Es la Historia un tema serio. O, al menos, eso creíamos. Hablar de temas históricos es siempre motivo de academicismos y revisiones analíticas de los hechos que nos han marcado. Sin embargo, algunos escritores han optado por la versión no oficial: la cómica. Es en este género donde encaja el reconocido escritor mexicano Jorge Ibargüengoitita, del cual se conmemora este año el 25 aniversario de su fallecimiento.

Jorge nació en Guanajuato, México. Quedó huérfano de padre desde muy temparana edad, creciendo bajo el cuidado de su madre y sus tías. Estudio ingeniería en la UNAM, pero dejó estos estudios para trasladarse a la Facultad de Filosofía y Letras (en la misma casa de estudios) y estudiar teatro.   Había nacido el escritor.
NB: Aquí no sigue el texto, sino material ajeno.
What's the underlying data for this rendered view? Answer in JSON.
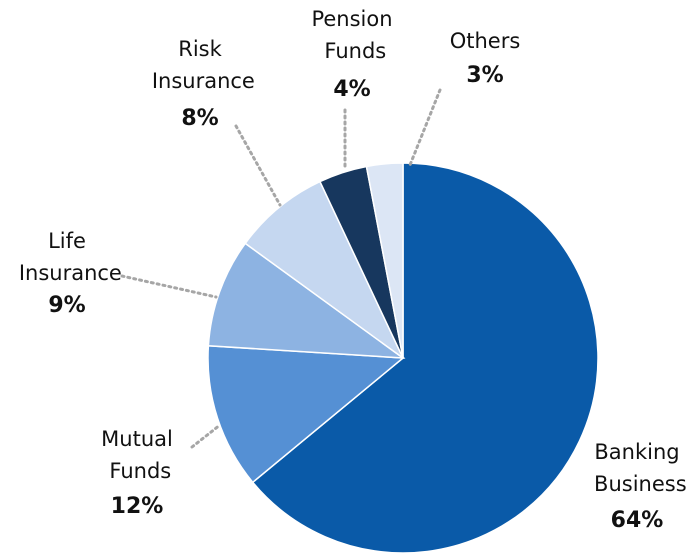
{
  "chart_data": {
    "type": "pie",
    "categories": [
      "Banking Business",
      "Mutual Funds",
      "Life Insurance",
      "Risk Insurance",
      "Pension Funds",
      "Others"
    ],
    "values": [
      64,
      12,
      9,
      8,
      4,
      3
    ],
    "value_labels": [
      "64%",
      "12%",
      "9%",
      "8%",
      "4%",
      "3%"
    ],
    "colors": [
      "#0a5aa8",
      "#5590d4",
      "#8db3e2",
      "#c5d7f0",
      "#17375e",
      "#dce6f5"
    ]
  }
}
La carrera literatia de Ibargüengoitia se caracterizó por el fino humor negro que impregnaba a sus narraciones. Con la publicación de El atentado (ganadora del prestigioso premio Casa de las Américas) en 1962, arrancaba la prolífica producción de un mexicano capaz de ridiculizar a su sociedad y hacer de la Historia de su país un circo.  Destacó como dramaturgo, narrador y periodista, siendo reconocido en muchos ámbitos literarios por su gran capacidad e inventiva.  En 1893, mientras se radicaba en París, fue invitado a un encuentor de escritores en Bogotá. Luego de mucho resistirse, decidió asistir y abordó un avión que luego se estrellaría en Madrid. En torno a su muerte gira la leyenda de que, en su equipaje, llevaba el borrador de su última novela, perdida hoy.

¿Cómo se rinde homenaje a un escritor? Leyéndolo, claro está. Es por eso que ene sta ocasión invito a la lectura de los textos de Ibargüengoitia, narrador del lado cómico de la Historia. Propongo, de entrada, la lectura de El atentado, Los relámpagos de agosto, La ley de Herodes y otros cuentos y ¿Olvida usted su equipaje? Todos disponibles en la biblioteca Von Mises.